My point was the usual: The service standard helps teams, their organisations and leaders develop and run great public services. The German service standard contains 19 principles grouped into 6 areas:

  • user-centricity
  • approach
  • collaboration
  • openness
  • technical operation
  • metrics and effectiveness

They make the standard fairly holistic and helpful for internal teams, external teams, contractors, and also senior leadership.
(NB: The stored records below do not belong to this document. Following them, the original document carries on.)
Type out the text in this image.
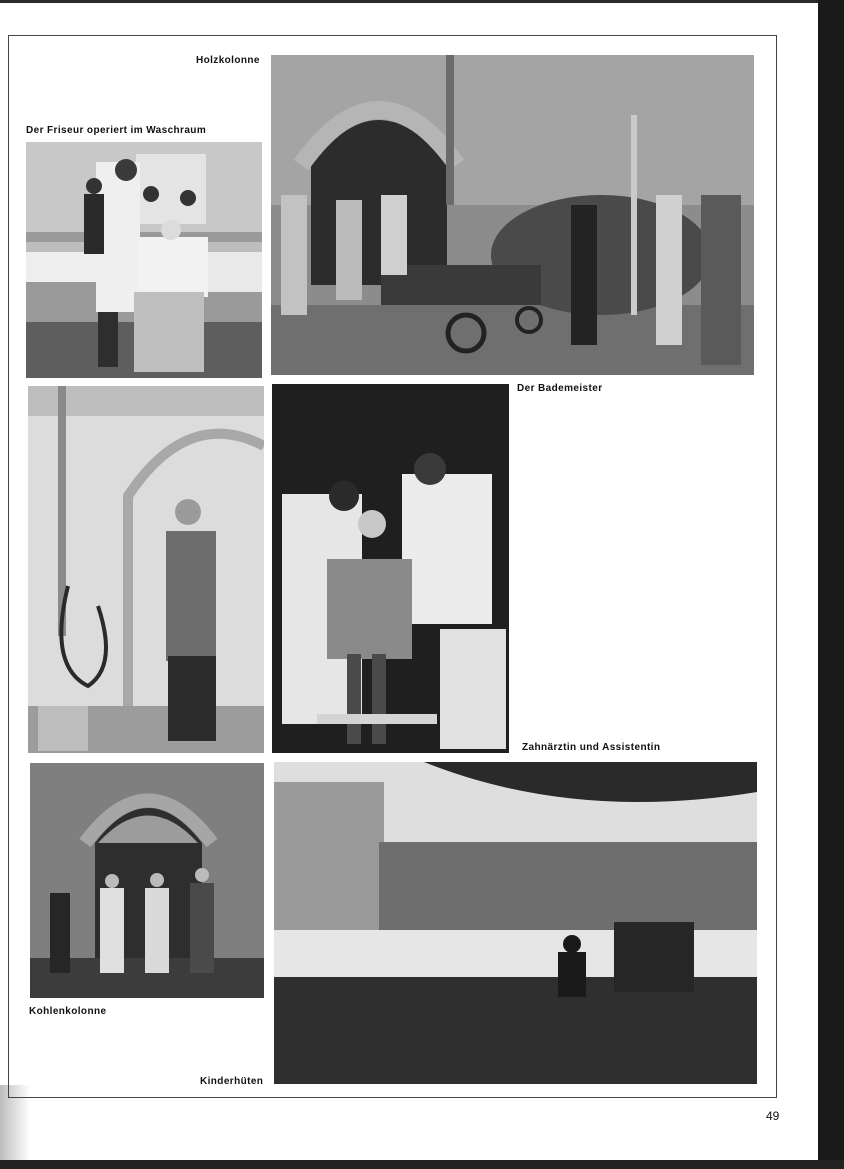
Holzkolonne
Der Friseur operiert im Waschraum
Der Bademeister
Zahnärztin und Assistentin
Kohlenkolonne
Kinderhüten
49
While some resources surrounding the service standards exist, even a related service manual, there has been done very little to promote it coherently and link its adaption to funding.

Some people have described it as a dead fish in the water. But that would be a rushed conclusion and a waste of earlier efforts. The German government’s service standard is far from perfect, but it’s a unique tool in the still small toolbox (especially in comparison to the ones other governments like the UK have built). So discarding it is not an option we can afford.

Sure, its language can be improved, awareness heightened and more examples collected. But, in the absence of other guidance, regulation or power tools, non-digital generalists from ministries commissioning external teams to build digital things can refer to it and demand it to be followed. That increases the consistency of outputs and quality of delivery.

That was the point I tried to bring across when talking to ministry colleagues. I hope they get curious and want to spend more time with it. I also hope someone reaches out and asks for more detail.

Spreading service thinking and increasing service literacy, my colleague Sabrina and I will run the much-iterated ‘Introduction to Service Design’ training I co-developed at GDS in late November at the DigitalService. The 1-day training has been delivered over 35 times, and more than 700 people have participated. We will offer the 20 spots for designers first and then open it to all disciplines internally.

As mentioned last week, Nadine and I ran the first of two ‘accessibility ambassador’ kick-off sessions. Within 45 minutes, we recapped all accessibility activities and initiatives so far described the idea and workshopped the direction we should take.

Our draft job description said the following:

Who you are:

  • a designer
  • an engineer
  • a product manager

with an interest in championing  accessibility for your product or service. 

What you do:

  • become the go-to person on accessibility for your team 
  • educate yourself about accessibility further
  • attend additional accessibility training
  • have an exchange with other accessibility ambassadors at DigitalService
  • grow our collective accessibility capability

In the interactive part, we were curious to hear about colleagues’ motivation, why they are there and why they are interested in participating in this initiative. We wanted to know what they think they can bring to the table and what contributions they want to make. Then we did a time jump and asked where the DigitalService should be in 2 years regarding digital accessibility. We derived possible work areas from what they want to have achieved by then. Finally, we wanted to know what the future accessibility ambassadors think are our most urgent development areas now and in the next 2 years.

To make it as open and flexible as possible, we will run a second identical session early next week before summarising the workshop inputs and proposing the next steps.

One thing we know already: We intend to trial a short introduction of accessibility in late November. We will offer it to recent new joiners. Afterwards, we’d like to make it part of the regular onboarding process for everyone at the Digital Service.

What’s next

Making hopefully good use of my learning and developing budget, I’ll be going to attend the ‘Leading Design’ conference in London. It takes place in my favourite cultural place in the world, at the Barbican Centre.